Whatever his critics would say, President Goodluck Jonathan can hardly be faulted in his drive towards the attainment of the 30 per cent benchmark for women in public office positions. His success in that respect nonetheless, Nigerian women still want more and more from him. Leading Nigerian women were in the frontline for female assertiveness at the recent Jemide Conference series.
BY CHARLES KUMOLU
DESPITE the increasing number of women in governance globally, the latest hunger for more women participation in politics could be likened to the pre-Beijing Conference era when gender issues were mere tokens by governments in Africa and Nigeria.
This renewed quest for the main streaming of gender issues in politics and governance, played out at a recent Women in Government and Politics conference.
The two-day conference, held at the House of Commons, London, which was sponsored by Onboard Impact Consultancy, attracted female delegates in influential leadership positions such as parliamentarians, cabinet members, academics and activists from many parts of the world especially Africa.
In attendance were Madam Grace Kabayo- Uganda, Executive Secretary, Pan African Women Organization; Dr. Dere Awosika- Nigeria, Former Permanent Secretary, Federal Ministry of Power; Dr. Nic Cheeseman- Oxford University, UK; Mrs. Diezani Alison Madueke – Nigeria, Minister for Petroleum Resources; Mary Chinery-Hesse – Ghana, Former Vice Chairman, National Development Planning Commission; Dr. Elsie Scott- USA (Howard University; Senator Aisha Al-Hassan-Nigeria; Dr. Erika Bennett- Ghana, Founder and Head of African Union Diaspora Forum; Proscovia Alengot- Ugandan Parliamentarian,and Senator Nkechi Nwaogu of Nigeria among others
Convened by the Winihin Jemide Conference Series, the event particularly focused on how to articulate steps and concepts that will make government leaders, lawmakers and academics, who jointly influence policy, to support an increase in the number of women in politics.
Expectedly, the deliberations among participants, threw up issues on gender inequality across the Africa, which many present claimed had reduced the position of women in governance.
In her keynote address, Nigeria’s Petroleum Minister, Diezani Allison-Madueke, acknowledged that only 11 African countries had attained the 30 per cent benchmark of female representation in leadership positions, adding that Nigeria had surpassed the average.
“We need to pull up as many women as possible up the ladder and put aside petty grievances and nuances. We must educate, empower, and mentor more of our women to ensure that they have the compelling attributes and capabilities that make us as good as anyone else that may be considered to occupy any job or office,’’ she noted.
Lending her voice, Sen Al-Hassan stressed that successful women ought to sponsor younger women, as opposed to limiting themselves to mentoring, which appears to be appealing to most women across the continent.
Former Deputy Director General of the International Labour Organisation (ILO), Dr.
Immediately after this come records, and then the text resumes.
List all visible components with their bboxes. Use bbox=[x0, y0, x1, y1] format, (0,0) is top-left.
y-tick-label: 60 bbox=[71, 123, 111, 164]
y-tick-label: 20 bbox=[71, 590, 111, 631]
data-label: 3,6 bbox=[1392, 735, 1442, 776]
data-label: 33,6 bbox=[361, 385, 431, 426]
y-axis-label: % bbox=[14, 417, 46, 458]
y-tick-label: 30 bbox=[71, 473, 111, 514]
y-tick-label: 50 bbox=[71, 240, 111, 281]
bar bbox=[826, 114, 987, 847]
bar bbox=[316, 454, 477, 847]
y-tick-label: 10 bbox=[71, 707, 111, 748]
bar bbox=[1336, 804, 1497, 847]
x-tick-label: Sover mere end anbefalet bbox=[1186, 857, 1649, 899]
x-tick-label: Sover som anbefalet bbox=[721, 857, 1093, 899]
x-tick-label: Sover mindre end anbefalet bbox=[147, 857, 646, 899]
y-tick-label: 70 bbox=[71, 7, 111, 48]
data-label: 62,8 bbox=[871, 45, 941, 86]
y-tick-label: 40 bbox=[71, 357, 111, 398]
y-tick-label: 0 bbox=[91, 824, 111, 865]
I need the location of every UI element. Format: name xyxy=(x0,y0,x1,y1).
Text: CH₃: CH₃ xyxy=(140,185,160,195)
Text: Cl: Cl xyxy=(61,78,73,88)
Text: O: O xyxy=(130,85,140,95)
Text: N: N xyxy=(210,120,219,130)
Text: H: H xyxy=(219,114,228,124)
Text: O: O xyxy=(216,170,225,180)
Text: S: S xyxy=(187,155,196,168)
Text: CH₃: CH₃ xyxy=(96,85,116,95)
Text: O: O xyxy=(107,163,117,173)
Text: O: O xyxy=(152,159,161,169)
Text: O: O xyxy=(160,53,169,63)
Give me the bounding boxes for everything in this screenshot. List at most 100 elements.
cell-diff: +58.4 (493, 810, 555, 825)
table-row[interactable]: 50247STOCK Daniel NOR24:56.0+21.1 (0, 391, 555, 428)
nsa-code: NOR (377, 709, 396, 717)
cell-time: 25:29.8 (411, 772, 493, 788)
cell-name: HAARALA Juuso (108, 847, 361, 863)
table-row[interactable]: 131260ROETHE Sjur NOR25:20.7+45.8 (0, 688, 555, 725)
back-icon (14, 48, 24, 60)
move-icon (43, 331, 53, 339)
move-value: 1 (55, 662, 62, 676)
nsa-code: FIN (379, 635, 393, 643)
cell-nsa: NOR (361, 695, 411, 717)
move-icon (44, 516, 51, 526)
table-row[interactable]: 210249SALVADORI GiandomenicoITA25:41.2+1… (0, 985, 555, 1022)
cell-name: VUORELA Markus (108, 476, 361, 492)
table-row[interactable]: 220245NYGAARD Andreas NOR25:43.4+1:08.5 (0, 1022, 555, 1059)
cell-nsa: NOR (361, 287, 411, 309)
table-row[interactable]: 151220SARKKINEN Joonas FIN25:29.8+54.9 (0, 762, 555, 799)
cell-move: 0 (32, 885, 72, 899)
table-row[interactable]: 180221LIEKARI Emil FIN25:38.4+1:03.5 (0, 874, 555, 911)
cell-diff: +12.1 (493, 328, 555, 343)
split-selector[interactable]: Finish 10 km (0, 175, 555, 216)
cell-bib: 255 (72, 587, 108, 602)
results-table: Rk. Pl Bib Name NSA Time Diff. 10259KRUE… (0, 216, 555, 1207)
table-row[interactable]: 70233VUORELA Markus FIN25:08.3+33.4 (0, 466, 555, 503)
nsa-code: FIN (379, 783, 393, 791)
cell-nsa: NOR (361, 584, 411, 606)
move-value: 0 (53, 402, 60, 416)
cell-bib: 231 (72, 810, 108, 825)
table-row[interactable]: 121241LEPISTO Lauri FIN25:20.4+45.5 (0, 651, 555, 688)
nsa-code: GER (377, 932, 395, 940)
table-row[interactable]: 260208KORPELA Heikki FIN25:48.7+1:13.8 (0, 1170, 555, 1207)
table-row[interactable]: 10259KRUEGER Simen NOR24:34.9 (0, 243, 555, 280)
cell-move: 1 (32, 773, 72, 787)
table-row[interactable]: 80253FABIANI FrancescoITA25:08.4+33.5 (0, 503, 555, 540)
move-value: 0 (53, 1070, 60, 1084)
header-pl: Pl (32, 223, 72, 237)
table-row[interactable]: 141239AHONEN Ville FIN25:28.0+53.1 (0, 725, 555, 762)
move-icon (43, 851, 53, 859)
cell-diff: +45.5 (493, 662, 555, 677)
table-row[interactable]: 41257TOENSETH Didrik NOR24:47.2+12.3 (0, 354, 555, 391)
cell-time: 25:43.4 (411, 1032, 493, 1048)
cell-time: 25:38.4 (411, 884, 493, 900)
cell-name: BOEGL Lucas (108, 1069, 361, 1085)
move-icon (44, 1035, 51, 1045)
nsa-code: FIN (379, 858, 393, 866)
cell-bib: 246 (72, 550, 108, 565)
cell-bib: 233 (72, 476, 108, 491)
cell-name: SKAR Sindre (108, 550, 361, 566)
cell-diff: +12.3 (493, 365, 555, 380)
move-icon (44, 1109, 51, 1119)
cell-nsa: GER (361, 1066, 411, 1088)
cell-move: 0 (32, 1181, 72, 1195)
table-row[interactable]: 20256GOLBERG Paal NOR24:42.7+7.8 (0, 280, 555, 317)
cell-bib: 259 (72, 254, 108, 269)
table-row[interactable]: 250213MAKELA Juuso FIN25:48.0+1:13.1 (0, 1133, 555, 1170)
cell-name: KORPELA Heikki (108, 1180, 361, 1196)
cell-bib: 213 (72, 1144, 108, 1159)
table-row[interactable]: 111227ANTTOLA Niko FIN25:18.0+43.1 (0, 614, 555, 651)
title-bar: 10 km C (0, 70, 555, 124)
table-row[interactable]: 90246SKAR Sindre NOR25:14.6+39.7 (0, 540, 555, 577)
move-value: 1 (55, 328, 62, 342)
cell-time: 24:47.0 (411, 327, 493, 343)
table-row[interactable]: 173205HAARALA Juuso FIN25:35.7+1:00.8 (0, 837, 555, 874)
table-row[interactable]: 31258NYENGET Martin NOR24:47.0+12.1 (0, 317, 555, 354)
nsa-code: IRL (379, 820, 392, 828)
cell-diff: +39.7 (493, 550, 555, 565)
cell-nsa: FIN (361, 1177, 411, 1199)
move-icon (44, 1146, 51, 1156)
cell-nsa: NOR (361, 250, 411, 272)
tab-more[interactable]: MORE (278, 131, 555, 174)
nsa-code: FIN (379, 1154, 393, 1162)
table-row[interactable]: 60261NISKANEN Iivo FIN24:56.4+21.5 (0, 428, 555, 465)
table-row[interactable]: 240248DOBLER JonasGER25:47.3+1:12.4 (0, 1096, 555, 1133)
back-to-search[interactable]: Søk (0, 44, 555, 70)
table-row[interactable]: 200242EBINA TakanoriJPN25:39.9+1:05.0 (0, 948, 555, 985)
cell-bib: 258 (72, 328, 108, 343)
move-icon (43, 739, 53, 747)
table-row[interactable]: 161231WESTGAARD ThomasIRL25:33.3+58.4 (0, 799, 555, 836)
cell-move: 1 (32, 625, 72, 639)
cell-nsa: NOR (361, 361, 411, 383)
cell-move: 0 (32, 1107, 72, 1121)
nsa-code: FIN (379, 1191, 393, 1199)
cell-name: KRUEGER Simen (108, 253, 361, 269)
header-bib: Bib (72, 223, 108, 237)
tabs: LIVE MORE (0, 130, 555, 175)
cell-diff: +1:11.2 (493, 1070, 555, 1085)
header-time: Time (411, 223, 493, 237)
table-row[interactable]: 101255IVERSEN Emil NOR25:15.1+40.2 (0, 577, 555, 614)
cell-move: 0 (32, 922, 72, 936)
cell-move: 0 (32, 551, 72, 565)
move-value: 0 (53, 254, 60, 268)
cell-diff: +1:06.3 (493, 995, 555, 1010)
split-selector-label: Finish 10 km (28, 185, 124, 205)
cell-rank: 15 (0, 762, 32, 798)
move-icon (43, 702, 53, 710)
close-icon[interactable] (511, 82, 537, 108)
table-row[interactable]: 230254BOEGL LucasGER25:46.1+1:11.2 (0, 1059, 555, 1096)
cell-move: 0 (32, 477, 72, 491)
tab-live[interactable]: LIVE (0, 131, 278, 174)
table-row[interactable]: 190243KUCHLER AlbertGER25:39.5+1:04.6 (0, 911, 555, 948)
Mary Chinery-Hesse, underscored the need to revive some traditional African values which placed women at the forefront.
Earlier, founder of the lecture series, Winihin Ayuli-Jemide said: “The Women in government and politics conference boldly explored issues and concepts surrounding womenfs increased involvement in Africafs political arena with consideration given to succession planning and the next generation. This will be an annual conference aimed at raising the global profile of the growing role women play in the heart of African public life.’’
She further said: “The Winihin Jemide Series is an umbrella organisation that works to increase awareness in several diverse spheres and causes. Through various programmes, events and platforms, it serves to support and articulate conversations and initiatives that enable nation building, community development and transformative thinking. These events are as diverse as Youth Internship Africa, WIGP Conference, The Garden Show and This African Woman.’
“Many sub-Saharan countries had not invested in women and most of the women who have gained relevance in society have done so mostly on their own. Few governments in Africa have been helpful in creating the structures required to guarantee that they excel. A new breed of men are required to open these doors, according to statistics provided by the United Nations.”